Matthew Taylor

I met Matthew Taylor in his sunny office at the top of the RSA building just off The Embankment. It was a Friday afternoon and, over cups of tea, we covered virtue as well as psychiatry, nurturing, leadership, and growing up (among other things) in a candid and, at times, poignant discussion.

Matthew would modify the Golden Rule somewhat in order to define virtuous behaviour. Rather than do unto others as you would have them to unto you, he would like to do unto others as they would like to be done by. Doing good, and doing harm are in the eye of the beholder. Whilst that may sound simple, the reality is that for us to behave in a way that enables others to reach their full potential, we need to be enlightened ourselves. We must have self awareness in order to know our limits. We must have confidence in order to be able to accept and resolve differences. We must have compassion and a capacity to nurture in order to truly bring the best out in others. We must understand the relationship between means and ends in order to have a consistently virtuous impact on our surroundings. Whilst it is important to have a clear value set and to adhere to it, it is also important to know how to resolve the conflicts that can come about when two different value sets meet. People who are in positions of leadership, as Matthew is, are in positions of great responsibility because they have the opportunity to impact other people’s lives for good or for ill depending on their intellectual and emotional capabilities and their abilities to embrace and resolve differences.

Matthew is driven by a tremendous sense of duty coupled with a genuine desire to be a better person and a better leader.
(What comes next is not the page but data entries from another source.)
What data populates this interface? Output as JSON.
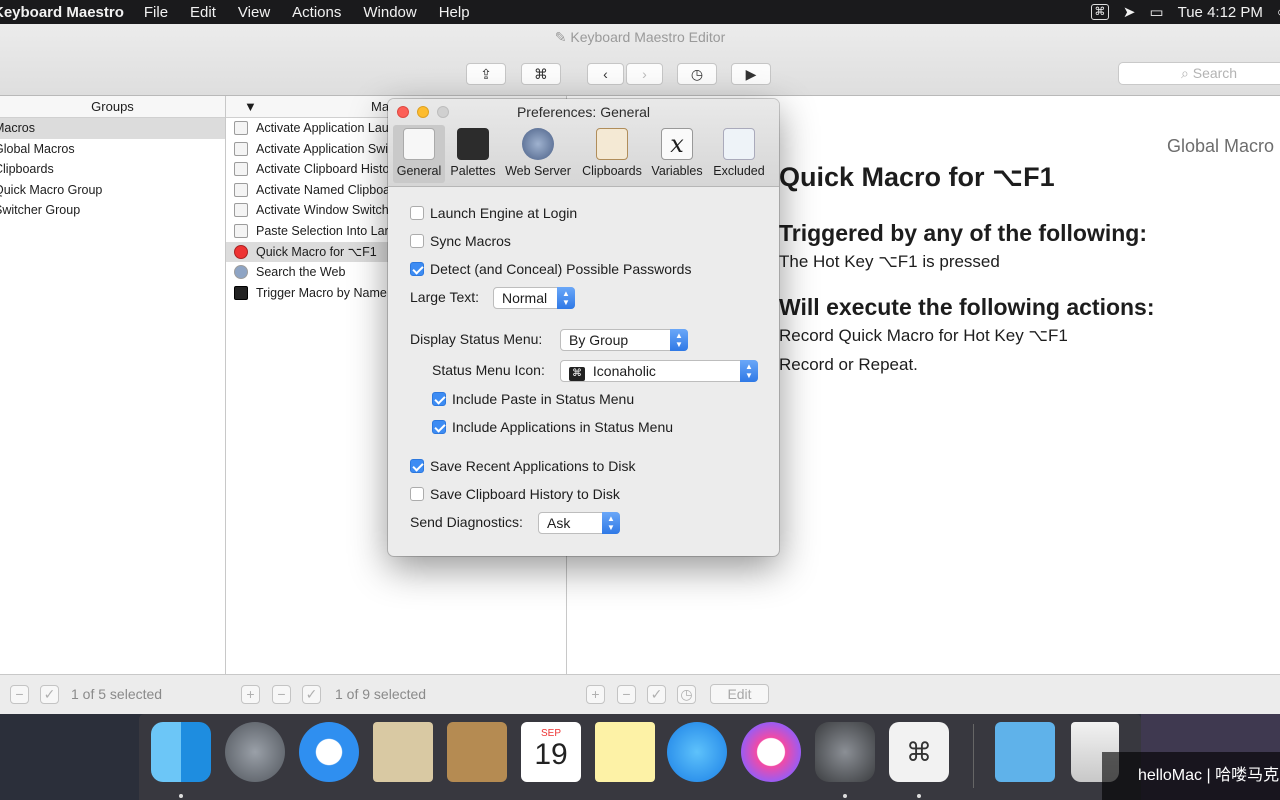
{
  "menubar": {
    "app_name": "Keyboard Maestro",
    "menus": [
      "File",
      "Edit",
      "View",
      "Actions",
      "Window",
      "Help"
    ],
    "clock": "Tue 4:12 PM"
  },
  "window": {
    "title": "Keyboard Maestro Editor",
    "search_placeholder": "Search"
  },
  "groups": {
    "header": "Groups",
    "items": [
      "Macros",
      "Global Macros",
      "Clipboards",
      "Quick Macro Group",
      "Switcher Group"
    ],
    "selected_index": 0
  },
  "macros": {
    "header": "Macros",
    "items": [
      "Activate Application Launcher",
      "Activate Application Switcher",
      "Activate Clipboard History Switcher",
      "Activate Named Clipboard Switcher",
      "Activate Window Switcher",
      "Paste Selection Into Large Text",
      "Quick Macro for ⌥F1",
      "Search the Web",
      "Trigger Macro by Name"
    ],
    "selected_index": 6
  },
  "detail": {
    "group_label": "Global Macro",
    "title": "Quick Macro for ⌥F1",
    "trigger_heading": "Triggered by any of the following:",
    "trigger_text": "The Hot Key ⌥F1 is pressed",
    "actions_heading": "Will execute the following actions:",
    "action_text": "Record Quick Macro for Hot Key ⌥F1",
    "action_text_2": "Record or Repeat."
  },
  "bottom": {
    "groups_status": "1 of 5 selected",
    "macros_status": "1 of 9 selected",
    "edit_label": "Edit"
  },
  "prefs": {
    "title": "Preferences: General",
    "tabs": [
      "General",
      "Palettes",
      "Web Server",
      "Clipboards",
      "Variables",
      "Excluded"
    ],
    "active_tab": "General",
    "launch_engine": "Launch Engine at Login",
    "sync_macros": "Sync Macros",
    "detect_passwords": "Detect (and Conceal) Possible Passwords",
    "large_text_label": "Large Text:",
    "large_text_value": "Normal",
    "display_status_label": "Display Status Menu:",
    "display_status_value": "By Group",
    "status_icon_label": "Status Menu Icon:",
    "status_icon_value": "Iconaholic",
    "include_paste": "Include Paste in Status Menu",
    "include_apps": "Include Applications in Status Menu",
    "save_recent": "Save Recent Applications to Disk",
    "save_clipboard": "Save Clipboard History to Disk",
    "diagnostics_label": "Send Diagnostics:",
    "diagnostics_value": "Ask",
    "checked": {
      "launch_engine": false,
      "sync_macros": false,
      "detect_passwords": true,
      "include_paste": true,
      "include_apps": true,
      "save_recent": true,
      "save_clipboard": false
    }
  },
  "dock": {
    "items": [
      "finder-icon",
      "launchpad-icon",
      "safari-icon",
      "mail-icon",
      "contacts-icon",
      "calendar-icon",
      "notes-icon",
      "messages-icon",
      "itunes-icon",
      "system-preferences-icon",
      "keyboard-maestro-icon",
      "downloads-folder-icon",
      "trash-icon"
    ],
    "calendar_month": "SEP",
    "calendar_day": "19"
  },
  "watermark": "helloMac | 哈喽马克"
}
He wants to have a consistently positive impact on the world around him and continues to struggle to develop the qualities that he believes he lacks. When he is successful, when he feels he has done his duty, he experiences a sense of well being which, he freely admits, feels even better when it is acknowledged and/or when he sees his ideas being implemented. For him, the emotional benefit of behaving virtuously is a feeling of contentment and the self expressive benefit is being thought of, by others, as a person with good ideas who is having a positive impact on his surroundings.
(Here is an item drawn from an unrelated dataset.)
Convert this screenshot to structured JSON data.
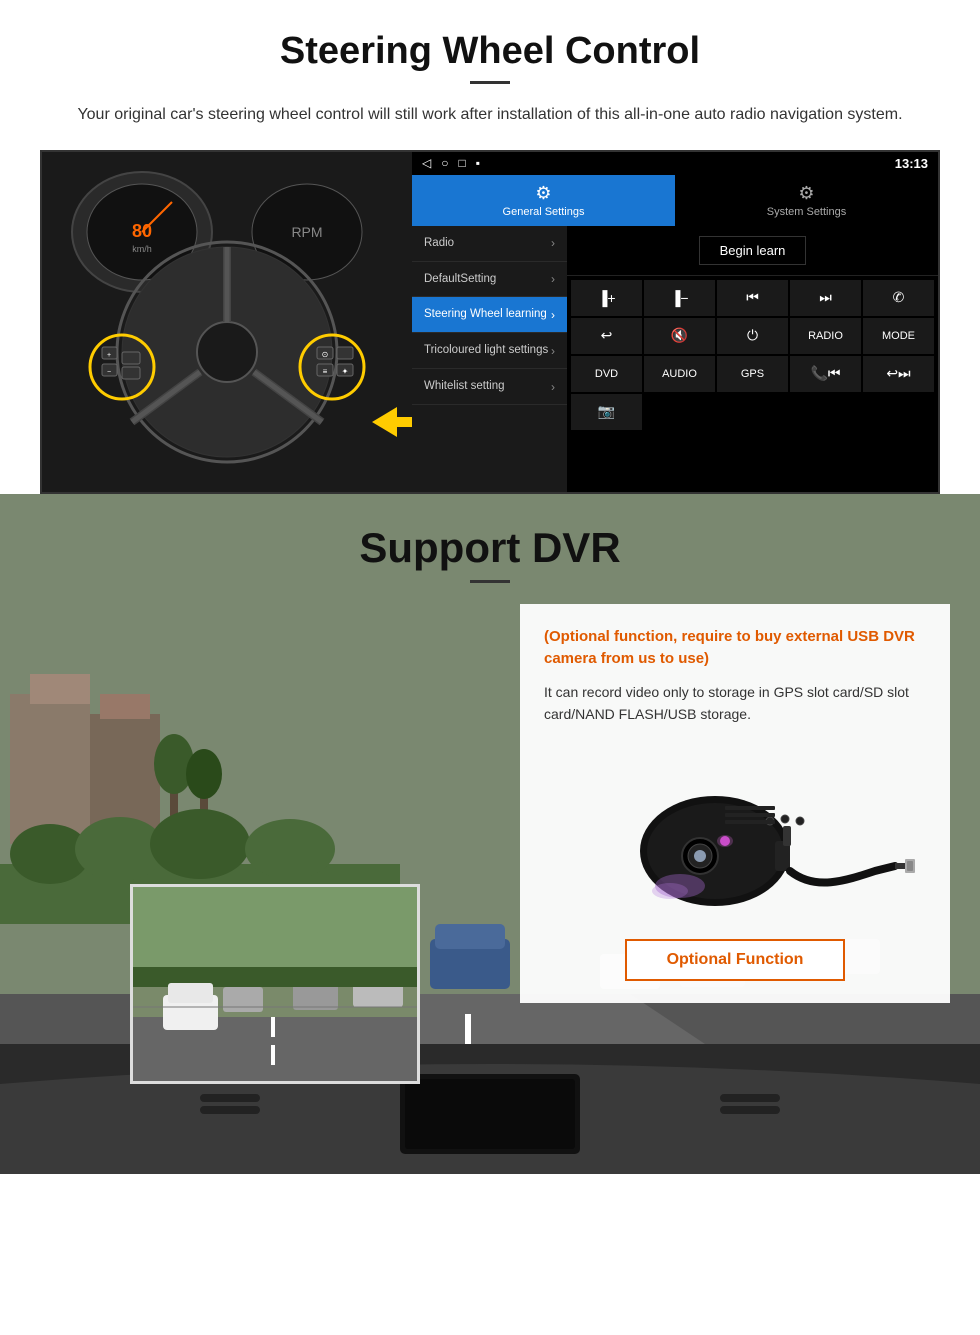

Although he believes that virtue is practically relevant for the average person, and that the average person behaves virtuously much of the time, he also sees that many people find the concept of virtue to be “too big” for them. This means they don’t think about it consciously and therefore, do not behave virtuously with consciousness – observing how their behaviour makes them feel, and seeking to repeat the positive experiences and cut down on the negative ones. The real problem occurs when people are so unobservant of their own emotional responses to their behaviour that they buy into a destructive set of values which is so easy to do whether you are an average bloke participating in a blokey kind of culture where being virtuous could be perceived as weakness, or are a vulnerable teen ager looking for acceptance in a violent gang.
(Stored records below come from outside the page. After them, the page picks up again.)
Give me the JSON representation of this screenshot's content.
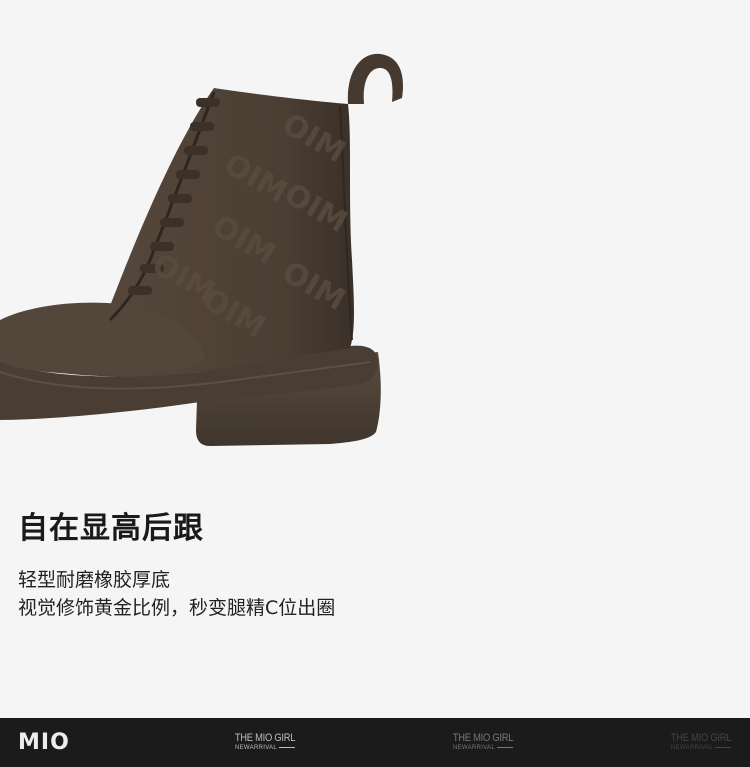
{
  "product": {
    "image_icon": "boot-icon",
    "headline": "自在显高后跟",
    "description": [
      "轻型耐磨橡胶厚底",
      "视觉修饰黄金比例，秒变腿精C位出圈"
    ]
  },
  "footer": {
    "logo": "MIO",
    "tags": [
      {
        "title": "THE MIO GIRL",
        "subtitle": "NEWARRIVAL"
      },
      {
        "title": "THE MIO GIRL",
        "subtitle": "NEWARRIVAL"
      },
      {
        "title": "THE MIO GIRL",
        "subtitle": "NEWARRIVAL"
      }
    ]
  },
  "colors": {
    "background": "#f5f5f5",
    "boot": "#4e4136",
    "footer": "#1b1b1b"
  }
}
To embed virtue requires self knowledge and that requires conversation and learning. Given that many people work in organisations, employers have a responsibility to help leaders develop themselves so that they can have a consistently positive impact on the people who work for them. Individuals are also responsible. People should create time in their day to reflect on their behaviour and then make conscious choices about how they would like to behave going forward. Further, people should initiate and participate in conversations that are productive and constructive. Discussing something like virtue makes the concept more practical and accessible and creates moments in which we could all be positively changed.